The rezonings — from M-2, general industrial district, to B-2, central business district — would include the old Jack’s Restaurant property the city’s industrial development board plans to buy. Officials also discussed Tuesday buying the foundry or acquiring it by imminent domain.
The foundry, restaurant and other downtown properties bounded by Main, Sullivan, Market and Unicoi streets soon will be rezoned from manufacturing to business if the Kingsport Economic Development Board and Mayor Dennis Phillips have their way.
Affected property would include the area around the already rezoned Kingsport Grocery Co. building and the old Slip-Not Belting building.
New Shenandoah Co. LLC owns the property, and company owner John Marotta of Erwin said Tuesday he would be against the rezoning because it would take away flexibility in utilizing the site.
“I do not have immediate plans. I have other bigger, projects that are keeping me working,” Marotta said by phone, although he said a metal reclamation business was a possibility for the site.
The KEDB voted Tuesday to ask the city to rezone the properties from M-2 to B-2. City Manager John Campbell said the city could take the foundry property by imminent domain but would have to prove it had a viable public use for the property.
The KEDB also voted to buy the old restaurant property, 808 E. Center St., for up to an appraisal of $140,000.
“If I was not mayor, I would buy that property for $140,000,” Phillips said.
KEDB unsuccessfully tried last year to buy the old Kingsport Foundry. The property is about 5.2 acres that is in disarray.
A representative of Shenandoah called Assistant City Manager for Development Jeff Fleming last week, saying the owner was considering placement of a metal reclamation business on the property and asked if the city still had interest in purchasing it.
“It is zoned appropriately and could be used for that,” Fleming said, adding that the rezoning could go before the Board of Mayor and Aldermen next month but it likely would be in July unless the Planning Commission agreed to hear it on an expedited basis later this month.
A property that is rezoned can continue with activities allowed under the old zoning, with a lapse of up to a year. However, board attorney Gorman Waddell said that operations had ceased at the site more than a year ago.
Fleming said no other property in that area has manufacturing, but Marotta said he could put some industrial activity there in short order to keep the grandfather clause alive. Phillips, in contrast, said the foundry site should be a gateway to downtown.
“We are going to do something to get that eyesore out of Kingsport,” Phillips said.
KEDB officials also discussed the possibility of buying and combining the foundry property, the adjoining Mullins and Quillen property and the restaurant property.

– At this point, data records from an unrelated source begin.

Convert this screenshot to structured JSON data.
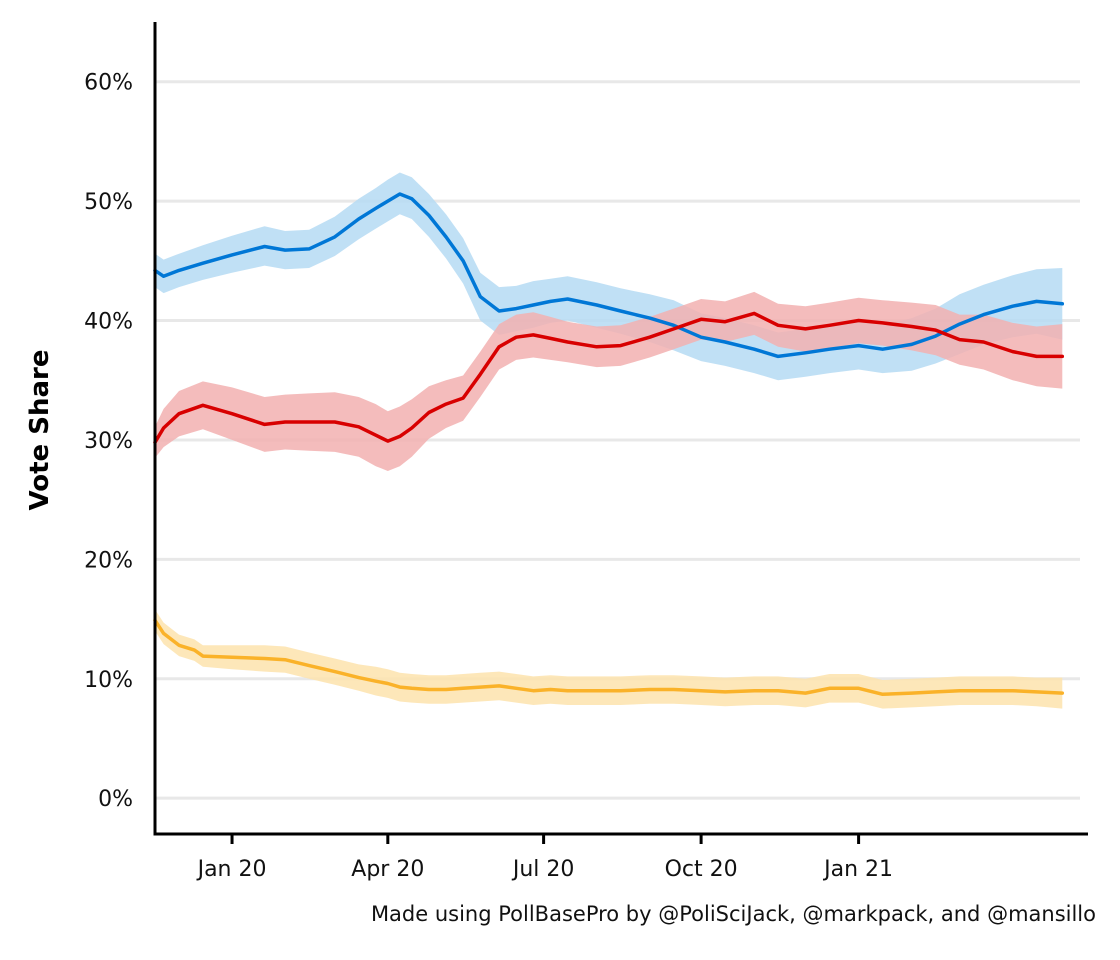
{
  "caption": "Made using PollBasePro by @PoliSciJack, @markpack, and @mansillo",
  "chart_data": {
    "type": "line",
    "title": "",
    "xlabel": "",
    "ylabel": "Vote Share",
    "ylim": [
      -3,
      65
    ],
    "y_ticks": [
      {
        "value": 0,
        "label": "0%"
      },
      {
        "value": 10,
        "label": "10%"
      },
      {
        "value": 20,
        "label": "20%"
      },
      {
        "value": 30,
        "label": "30%"
      },
      {
        "value": 40,
        "label": "40%"
      },
      {
        "value": 50,
        "label": "50%"
      },
      {
        "value": 60,
        "label": "60%"
      }
    ],
    "x_ticks": [
      {
        "value": "2020-01-01",
        "label": "Jan 20"
      },
      {
        "value": "2020-04-01",
        "label": "Apr 20"
      },
      {
        "value": "2020-07-01",
        "label": "Jul 20"
      },
      {
        "value": "2020-10-01",
        "label": "Oct 20"
      },
      {
        "value": "2021-01-01",
        "label": "Jan 21"
      }
    ],
    "xlim": [
      "2019-11-17",
      "2021-05-15"
    ],
    "grid": "horizontal",
    "legend": "none",
    "series": [
      {
        "color": "#0077d6",
        "band_color": "#b5dbf3",
        "x": [
          "2019-11-17",
          "2019-11-22",
          "2019-12-01",
          "2019-12-15",
          "2020-01-01",
          "2020-01-20",
          "2020-02-01",
          "2020-02-15",
          "2020-03-01",
          "2020-03-15",
          "2020-03-25",
          "2020-04-01",
          "2020-04-08",
          "2020-04-15",
          "2020-04-25",
          "2020-05-05",
          "2020-05-15",
          "2020-05-25",
          "2020-06-05",
          "2020-06-15",
          "2020-06-25",
          "2020-07-05",
          "2020-07-15",
          "2020-08-01",
          "2020-08-15",
          "2020-09-01",
          "2020-09-15",
          "2020-10-01",
          "2020-10-15",
          "2020-11-01",
          "2020-11-15",
          "2020-12-01",
          "2020-12-15",
          "2021-01-01",
          "2021-01-15",
          "2021-02-01",
          "2021-02-15",
          "2021-03-01",
          "2021-03-15",
          "2021-04-01",
          "2021-04-15",
          "2021-04-30"
        ],
        "values": [
          44.2,
          43.7,
          44.2,
          44.8,
          45.5,
          46.2,
          45.9,
          46.0,
          47.0,
          48.5,
          49.4,
          50.0,
          50.6,
          50.2,
          48.8,
          47.0,
          45.0,
          42.0,
          40.8,
          41.0,
          41.3,
          41.6,
          41.8,
          41.3,
          40.8,
          40.2,
          39.6,
          38.6,
          38.2,
          37.6,
          37.0,
          37.3,
          37.6,
          37.9,
          37.6,
          38.0,
          38.7,
          39.7,
          40.5,
          41.2,
          41.6,
          41.4
        ],
        "lower": [
          42.8,
          42.3,
          42.8,
          43.4,
          44.0,
          44.6,
          44.3,
          44.4,
          45.4,
          46.8,
          47.7,
          48.3,
          48.9,
          48.5,
          47.0,
          45.2,
          43.1,
          40.0,
          38.8,
          39.1,
          39.4,
          39.8,
          40.0,
          39.4,
          38.9,
          38.2,
          37.5,
          36.6,
          36.2,
          35.6,
          35.0,
          35.3,
          35.6,
          35.9,
          35.6,
          35.8,
          36.4,
          37.2,
          38.0,
          38.6,
          38.9,
          38.4
        ],
        "upper": [
          45.6,
          45.1,
          45.6,
          46.3,
          47.1,
          47.9,
          47.5,
          47.6,
          48.7,
          50.2,
          51.1,
          51.8,
          52.4,
          52.0,
          50.6,
          48.9,
          46.9,
          44.0,
          42.8,
          42.9,
          43.3,
          43.5,
          43.7,
          43.2,
          42.7,
          42.2,
          41.7,
          40.6,
          40.2,
          39.6,
          39.0,
          39.3,
          39.6,
          39.9,
          39.6,
          40.2,
          41.0,
          42.2,
          43.0,
          43.8,
          44.3,
          44.4
        ]
      },
      {
        "color": "#d80000",
        "band_color": "#f2b0b0",
        "x": [
          "2019-11-17",
          "2019-11-22",
          "2019-12-01",
          "2019-12-15",
          "2020-01-01",
          "2020-01-20",
          "2020-02-01",
          "2020-02-15",
          "2020-03-01",
          "2020-03-15",
          "2020-03-25",
          "2020-04-01",
          "2020-04-08",
          "2020-04-15",
          "2020-04-25",
          "2020-05-05",
          "2020-05-15",
          "2020-05-25",
          "2020-06-05",
          "2020-06-15",
          "2020-06-25",
          "2020-07-05",
          "2020-07-15",
          "2020-08-01",
          "2020-08-15",
          "2020-09-01",
          "2020-09-15",
          "2020-10-01",
          "2020-10-15",
          "2020-11-01",
          "2020-11-15",
          "2020-12-01",
          "2020-12-15",
          "2021-01-01",
          "2021-01-15",
          "2021-02-01",
          "2021-02-15",
          "2021-03-01",
          "2021-03-15",
          "2021-04-01",
          "2021-04-15",
          "2021-04-30"
        ],
        "values": [
          29.8,
          31.0,
          32.2,
          32.9,
          32.2,
          31.3,
          31.5,
          31.5,
          31.5,
          31.1,
          30.4,
          29.9,
          30.3,
          31.0,
          32.3,
          33.0,
          33.5,
          35.5,
          37.8,
          38.6,
          38.8,
          38.5,
          38.2,
          37.8,
          37.9,
          38.6,
          39.3,
          40.1,
          39.9,
          40.6,
          39.6,
          39.3,
          39.6,
          40.0,
          39.8,
          39.5,
          39.2,
          38.4,
          38.2,
          37.4,
          37.0,
          37.0
        ],
        "lower": [
          28.5,
          29.4,
          30.3,
          30.9,
          30.0,
          29.0,
          29.2,
          29.1,
          29.0,
          28.6,
          27.8,
          27.4,
          27.8,
          28.6,
          30.1,
          31.0,
          31.6,
          33.6,
          35.9,
          36.7,
          36.9,
          36.7,
          36.5,
          36.1,
          36.2,
          36.9,
          37.6,
          38.4,
          38.2,
          38.8,
          37.8,
          37.4,
          37.7,
          38.1,
          37.9,
          37.5,
          37.1,
          36.3,
          35.9,
          35.0,
          34.5,
          34.3
        ],
        "upper": [
          31.1,
          32.6,
          34.1,
          34.9,
          34.4,
          33.6,
          33.8,
          33.9,
          34.0,
          33.6,
          33.0,
          32.4,
          32.8,
          33.4,
          34.5,
          35.0,
          35.4,
          37.4,
          39.7,
          40.5,
          40.7,
          40.3,
          39.9,
          39.5,
          39.6,
          40.3,
          41.0,
          41.8,
          41.6,
          42.4,
          41.4,
          41.2,
          41.5,
          41.9,
          41.7,
          41.5,
          41.3,
          40.5,
          40.5,
          39.8,
          39.5,
          39.7
        ]
      },
      {
        "color": "#fab229",
        "band_color": "#fde3ad",
        "x": [
          "2019-11-17",
          "2019-11-22",
          "2019-12-01",
          "2019-12-10",
          "2019-12-15",
          "2020-01-01",
          "2020-01-20",
          "2020-02-01",
          "2020-02-15",
          "2020-03-01",
          "2020-03-15",
          "2020-03-25",
          "2020-04-01",
          "2020-04-08",
          "2020-04-15",
          "2020-04-25",
          "2020-05-05",
          "2020-05-15",
          "2020-05-25",
          "2020-06-05",
          "2020-06-15",
          "2020-06-25",
          "2020-07-05",
          "2020-07-15",
          "2020-08-01",
          "2020-08-15",
          "2020-09-01",
          "2020-09-15",
          "2020-10-01",
          "2020-10-15",
          "2020-11-01",
          "2020-11-15",
          "2020-12-01",
          "2020-12-15",
          "2021-01-01",
          "2021-01-15",
          "2021-02-01",
          "2021-02-15",
          "2021-03-01",
          "2021-03-15",
          "2021-04-01",
          "2021-04-15",
          "2021-04-30"
        ],
        "values": [
          14.9,
          13.8,
          12.8,
          12.4,
          11.9,
          11.8,
          11.7,
          11.6,
          11.1,
          10.6,
          10.1,
          9.8,
          9.6,
          9.3,
          9.2,
          9.1,
          9.1,
          9.2,
          9.3,
          9.4,
          9.2,
          9.0,
          9.1,
          9.0,
          9.0,
          9.0,
          9.1,
          9.1,
          9.0,
          8.9,
          9.0,
          9.0,
          8.8,
          9.2,
          9.2,
          8.7,
          8.8,
          8.9,
          9.0,
          9.0,
          9.0,
          8.9,
          8.8
        ],
        "lower": [
          14.0,
          12.9,
          11.9,
          11.5,
          11.0,
          10.8,
          10.6,
          10.5,
          10.0,
          9.5,
          9.0,
          8.6,
          8.4,
          8.1,
          8.0,
          7.9,
          7.9,
          8.0,
          8.1,
          8.2,
          8.0,
          7.8,
          7.9,
          7.8,
          7.8,
          7.8,
          7.9,
          7.9,
          7.8,
          7.7,
          7.8,
          7.8,
          7.6,
          8.0,
          8.0,
          7.5,
          7.6,
          7.7,
          7.8,
          7.8,
          7.8,
          7.7,
          7.5
        ],
        "upper": [
          15.8,
          14.7,
          13.7,
          13.3,
          12.8,
          12.8,
          12.8,
          12.7,
          12.2,
          11.7,
          11.2,
          11.0,
          10.8,
          10.5,
          10.4,
          10.3,
          10.3,
          10.4,
          10.5,
          10.6,
          10.4,
          10.2,
          10.3,
          10.2,
          10.2,
          10.2,
          10.3,
          10.3,
          10.2,
          10.1,
          10.2,
          10.2,
          10.0,
          10.4,
          10.4,
          9.9,
          10.0,
          10.1,
          10.2,
          10.2,
          10.2,
          10.1,
          10.1
        ]
      }
    ]
  }
}
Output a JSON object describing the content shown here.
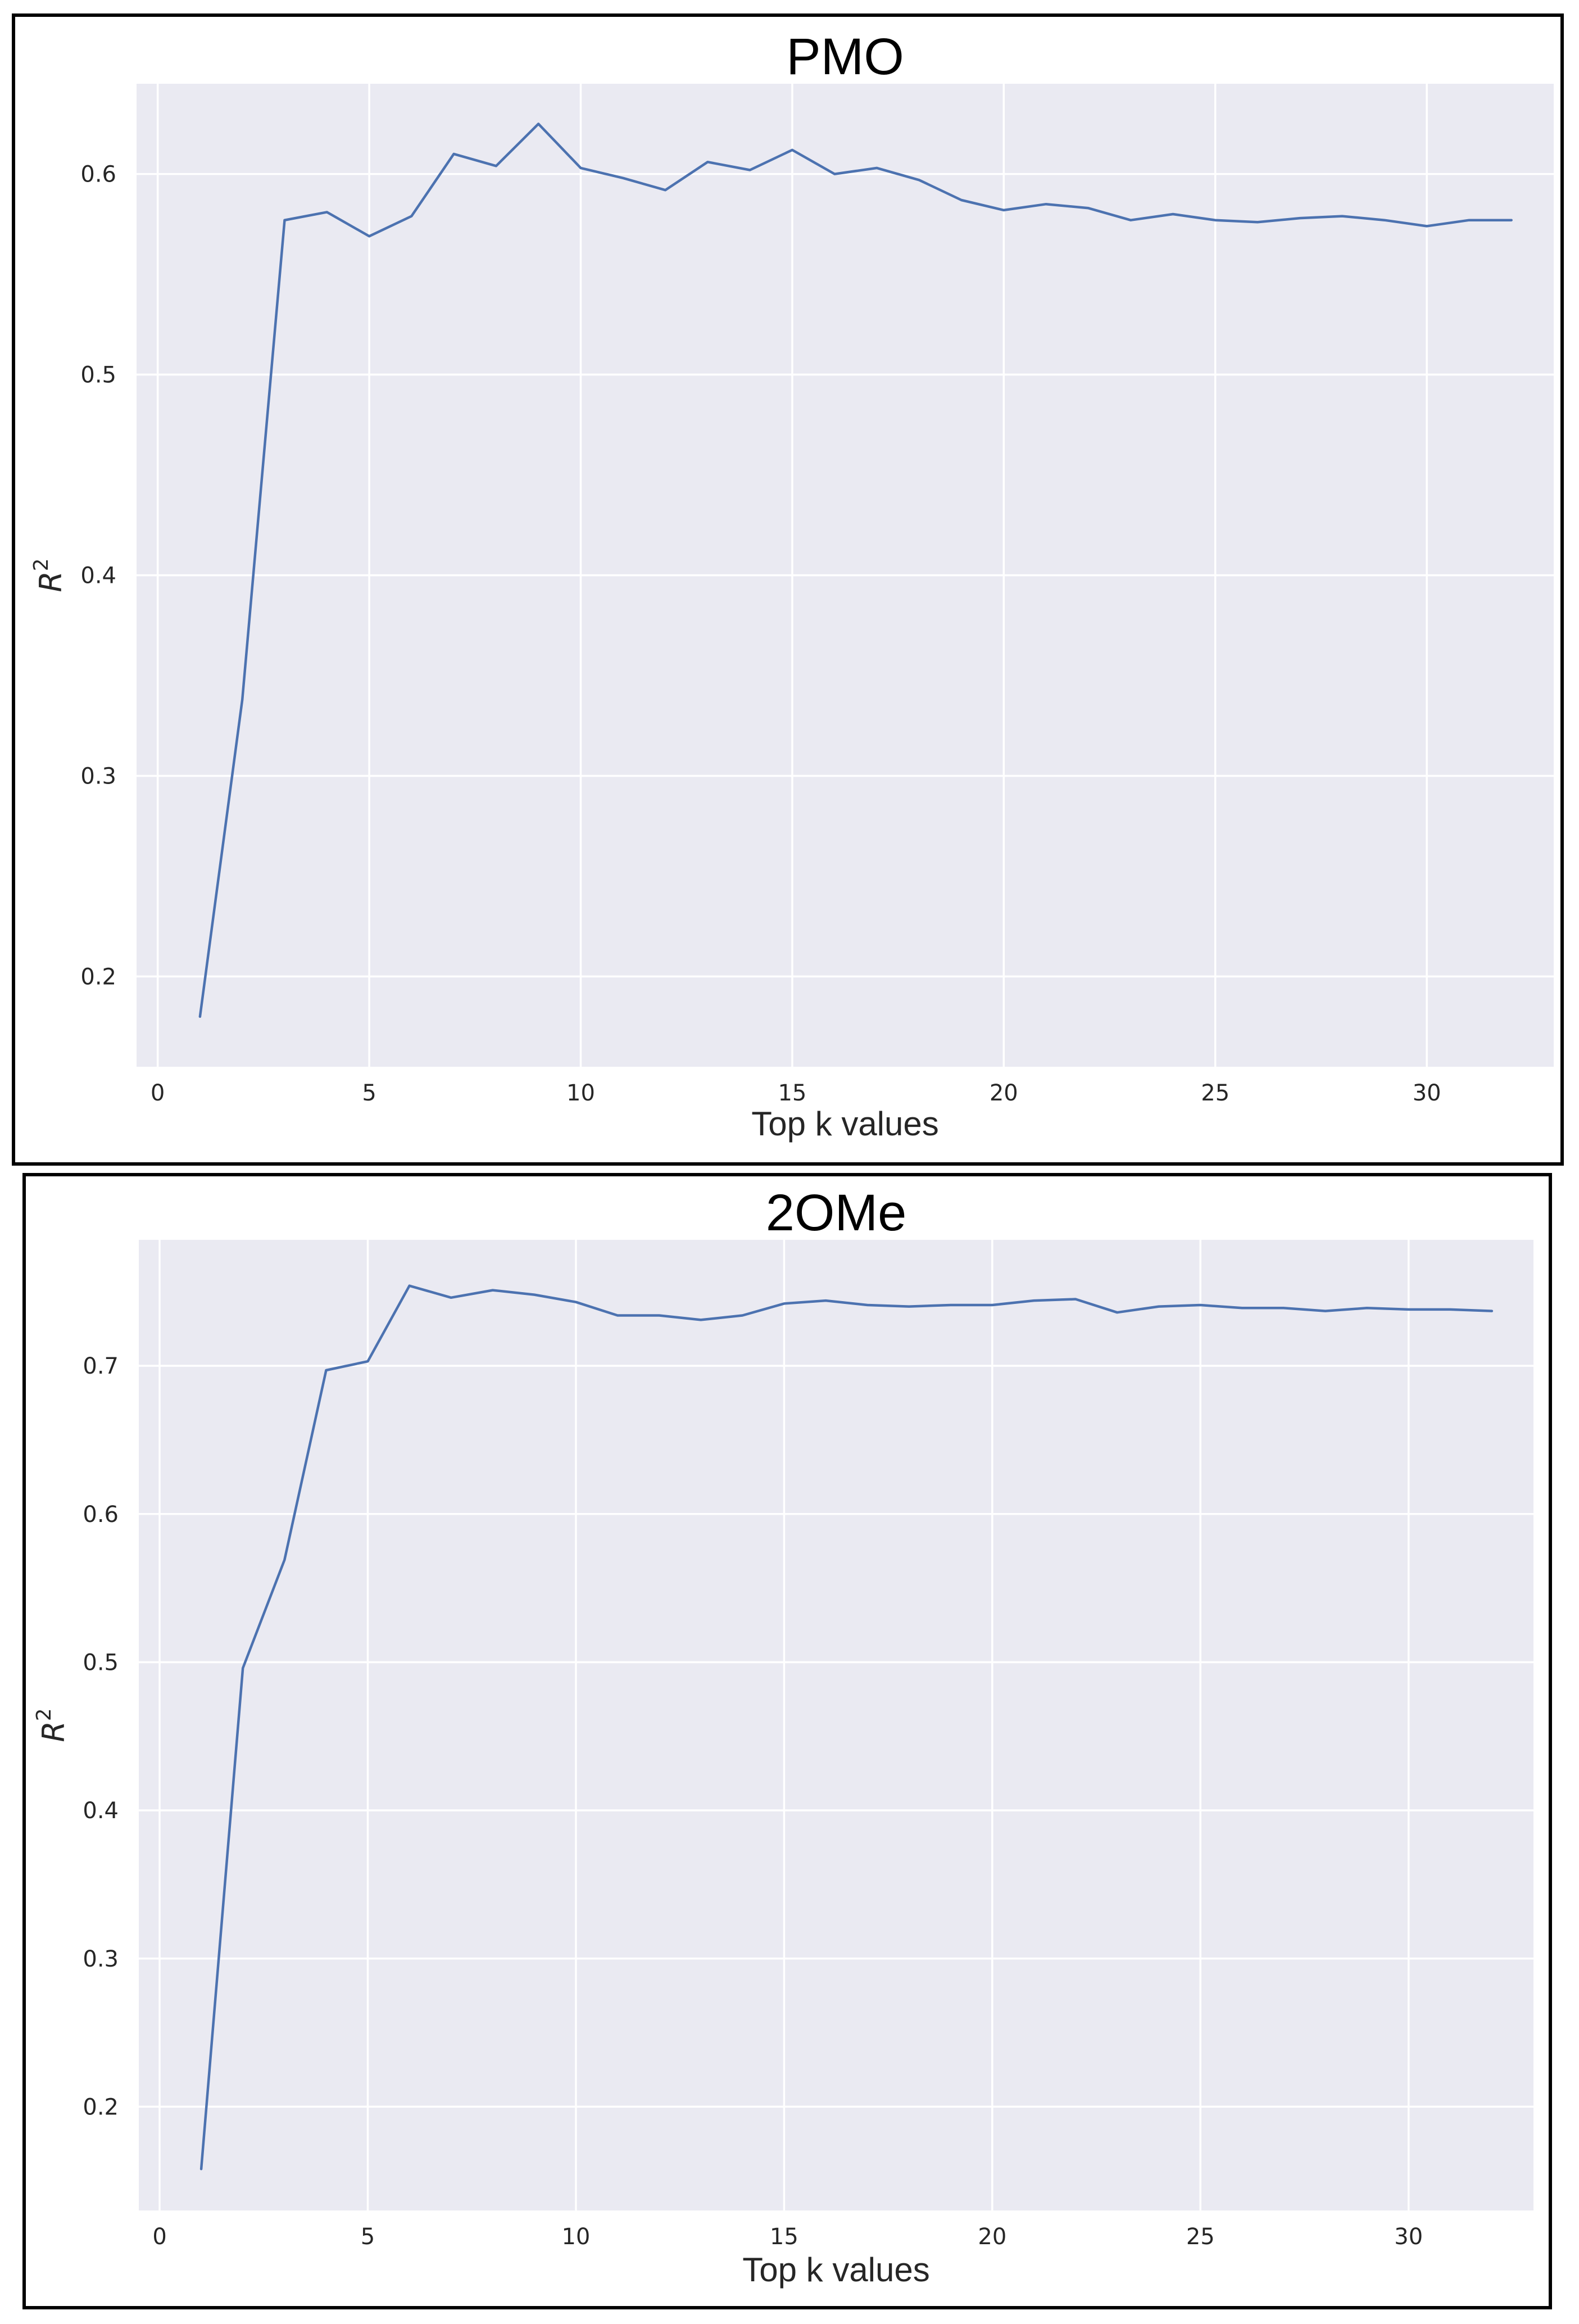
{
  "colors": {
    "background": "#eaeaf2",
    "grid": "#ffffff",
    "series": "#4c72b0",
    "frame": "#000000"
  },
  "chart_data": [
    {
      "type": "line",
      "title": "PMO",
      "xlabel": "Top k values",
      "ylabel": "R",
      "ylabel_superscript": "2",
      "xlim": [
        -0.5,
        33
      ],
      "ylim": [
        0.155,
        0.645
      ],
      "xticks": [
        0,
        5,
        10,
        15,
        20,
        25,
        30
      ],
      "yticks": [
        0.2,
        0.3,
        0.4,
        0.5,
        0.6
      ],
      "grid": true,
      "series": [
        {
          "x": [
            1,
            2,
            3,
            4,
            5,
            6,
            7,
            8,
            9,
            10,
            11,
            12,
            13,
            14,
            15,
            16,
            17,
            18,
            19,
            20,
            21,
            22,
            23,
            24,
            25,
            26,
            27,
            28,
            29,
            30,
            31,
            32
          ],
          "values": [
            0.18,
            0.338,
            0.577,
            0.581,
            0.569,
            0.579,
            0.61,
            0.604,
            0.625,
            0.603,
            0.598,
            0.592,
            0.606,
            0.602,
            0.612,
            0.6,
            0.603,
            0.597,
            0.587,
            0.582,
            0.585,
            0.583,
            0.577,
            0.58,
            0.577,
            0.576,
            0.578,
            0.579,
            0.577,
            0.574,
            0.577,
            0.577
          ]
        }
      ]
    },
    {
      "type": "line",
      "title": "2OMe",
      "xlabel": "Top k values",
      "ylabel": "R",
      "ylabel_superscript": "2",
      "xlim": [
        -0.5,
        33
      ],
      "ylim": [
        0.13,
        0.785
      ],
      "xticks": [
        0,
        5,
        10,
        15,
        20,
        25,
        30
      ],
      "yticks": [
        0.2,
        0.3,
        0.4,
        0.5,
        0.6,
        0.7
      ],
      "grid": true,
      "series": [
        {
          "x": [
            1,
            2,
            3,
            4,
            5,
            6,
            7,
            8,
            9,
            10,
            11,
            12,
            13,
            14,
            15,
            16,
            17,
            18,
            19,
            20,
            21,
            22,
            23,
            24,
            25,
            26,
            27,
            28,
            29,
            30,
            31,
            32
          ],
          "values": [
            0.158,
            0.496,
            0.569,
            0.697,
            0.703,
            0.754,
            0.746,
            0.751,
            0.748,
            0.743,
            0.734,
            0.734,
            0.731,
            0.734,
            0.742,
            0.744,
            0.741,
            0.74,
            0.741,
            0.741,
            0.744,
            0.745,
            0.736,
            0.74,
            0.741,
            0.739,
            0.739,
            0.737,
            0.739,
            0.738,
            0.738,
            0.737
          ]
        }
      ]
    }
  ]
}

Marotta said he once had options to by the Mullins and Quillen and restaurant sties.
“The discussion centers mainly about it (that area) being an entrance to the city,” said board member Lynn Johnson, who made the motion asking for the rezoning, seconded by Julie Bennett..
Fleming said the foundry and other two properties could be used as a green space park, a light industrial park or resold in smaller tracts for redevelopment.
KEDB officials Tuesday said they are still interested in the property, although they did not vote to make another offer. KEDB offered $660,000 last year and did not receive a counter offer or response, Estepp said. Marotta said the asking price was $1.2 million.
“That’s a negotiable number, but it’s not negotiable enough I’m going to cut (the price) in half,” Marotta said.
However, he said he would be more flexible if the KEDB would take the 5.2-acre foundry site and the .6-acre site of the old E.J. Smith Oil Co., which had contamination problems he said were deemed clean by the Environmental Protection Agency in December 2007 — with some maintenance required.
“I look forward to talking with them,” Marotta said.
KEDB Chairman Larry Estepp said land downtown generally sells for $30,000 to $50,000 an acres, and Phillips said a fair price for the foundry property was around $600,000 considering the land and a building on the property.
The board also discussed but took no action on the idea of the same rezoning, from M-2 to B-2, for the Supermarket Row area, including White’s Fresh Foods.
Fleming said the rezonings are the same as what the city did to the old Quebecor World plant and property, which Quebecor gave to the city last year.